The third thing you need to know is that Turkish breakfast is flat-out awesome. Serious Eats writer Carey Jones sums it up with a simple sentence: "Turkey does breakfast really, really well." It starts with a steam tray full of warm menemen, which I like to think of as the Turkish version of chilaquiles: onions slow-cooked in oil, then mixed together with scrambled eggs and tomatoes. (Who needs tortillas when you have fluffy bazlama bread to chase your menemen with?)

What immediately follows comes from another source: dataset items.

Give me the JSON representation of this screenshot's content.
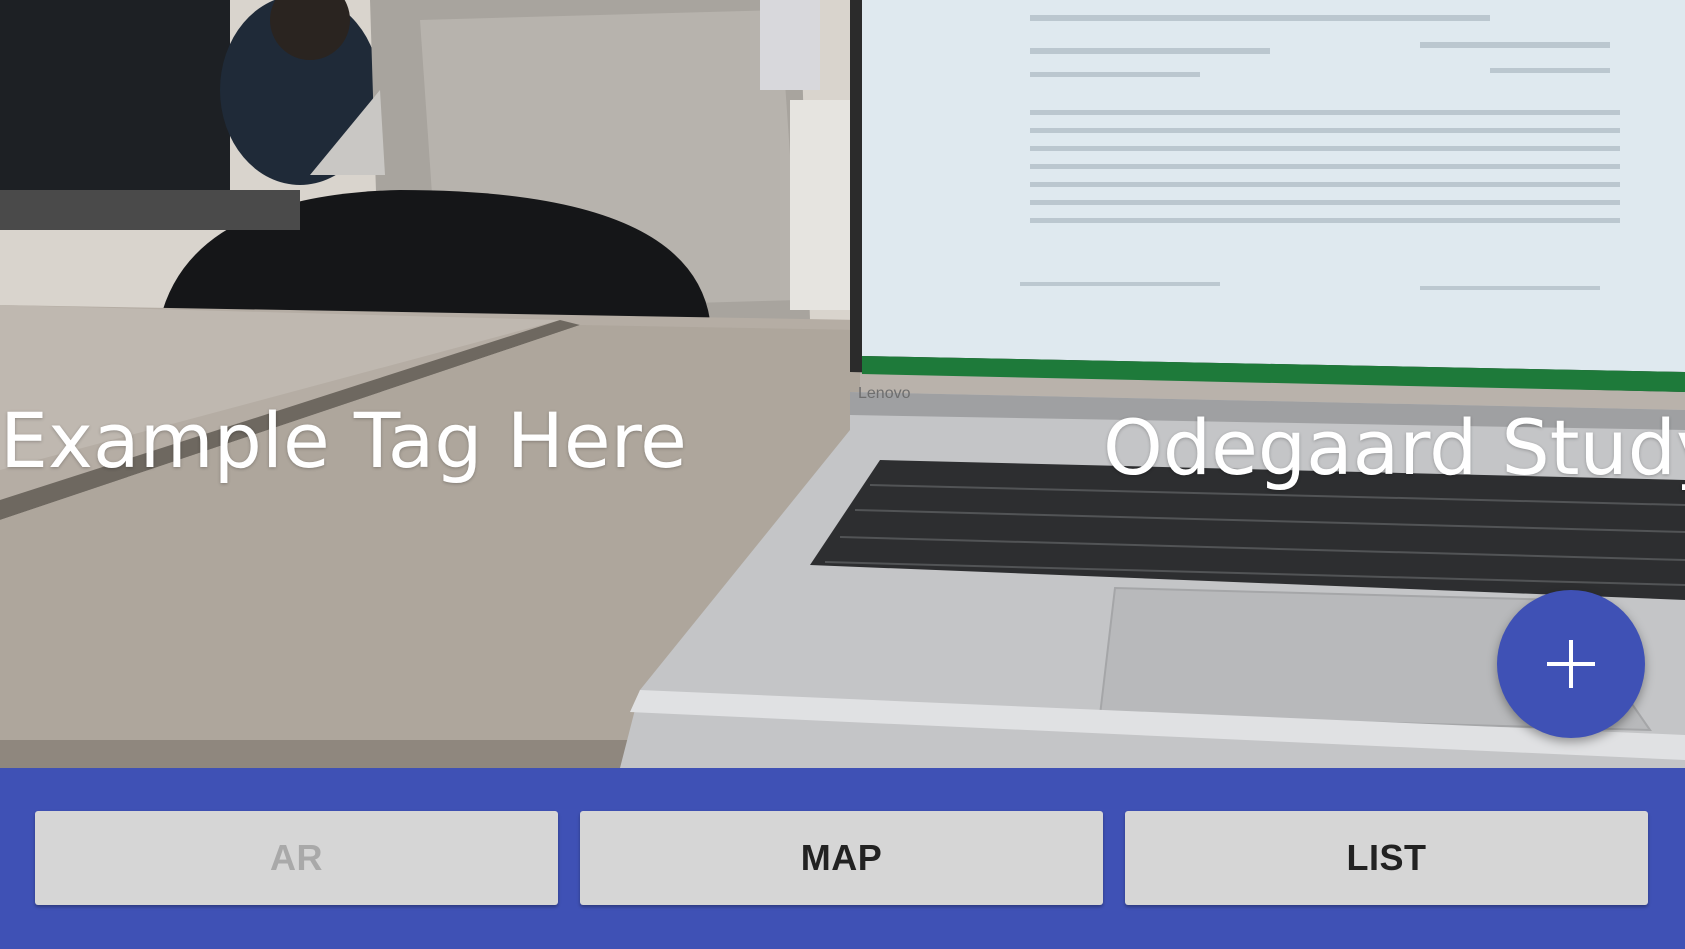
{
  "camera_view": {
    "laptop_brand": "Lenovo"
  },
  "ar_tags": [
    {
      "label": "Example Tag Here"
    },
    {
      "label": "Odegaard Study B"
    }
  ],
  "fab": {
    "icon": "plus-icon"
  },
  "bottom_nav": {
    "buttons": [
      {
        "label": "AR",
        "enabled": false
      },
      {
        "label": "MAP",
        "enabled": true
      },
      {
        "label": "LIST",
        "enabled": true
      }
    ]
  },
  "colors": {
    "primary": "#3f51b5",
    "button_bg": "#d6d6d6",
    "button_text": "#222222",
    "button_disabled_text": "#a9a9a9"
  }
}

Moving on down the line, you'll find ezme, that traditional spicy "salad" made from tomatoes, peppers, and walnuts, but you'll also find more unusual dishes such as börek (imagine Greek, spinach-stuffed spanakopita on steroids), saksuka (marinated eggplant and red peppers in a thick, garlicky yogurt sauce), and etsiz çi köfte (patties made from ground bulgur wheat, tomato paste, and spices—a dish whose name literally translates to meatless meatballs).

If you don't know what something is, don't be afraid to ask the genial owner, Nazif Farsak, who's always walking the dining room in wire-rimmed glasses, checking on tables and eager to offer guidance on his native cuisine. It's not difficult to identify the sheep's milk cheese, beef sausages, butter, honey, and homemade jams at the end of the buffet, however, all of which are terrific with that soft bazlama bread.

A simitçi (simit street vendor) in Istanbul.

The Sunday brunch buffet is only $14.95 and it's all-you-can-eat, which partly explains why large Turkish families occupy their tables for hours at a time. A friend who'd just returned from living in Istanbul pronounced the place as authentic as you'd find in Houston, right down to happy, tousle-haired kids running from table to table as though each Sunday morning were just a giant family reunion.

Adding to the atmosphere is the sunny, sparkling-clean dining room with the feel of a nice hotel in Istanbul, as well as live music performed by a two-man Turkish band that's loud enough to be festive but still quiet enough for conversation. And as with every meal at Nazif's, unlimited cups of chai—strong, black Turkish tea—are free.

One final thing to note about Nazif's: if you get there in time to get a table, order a plate of simit immediately. The popular breakfast pastry is one of the most traditional Turkish breads, formed into a round ring larger than a bagel and covered with a dark dusting of sesame seeds. Nazif's bakes its simit fresh each Sunday morning in its huge wood-burning oven, but the pastries always go fast and are usually sold out by noon. Don't say I didn't warn you.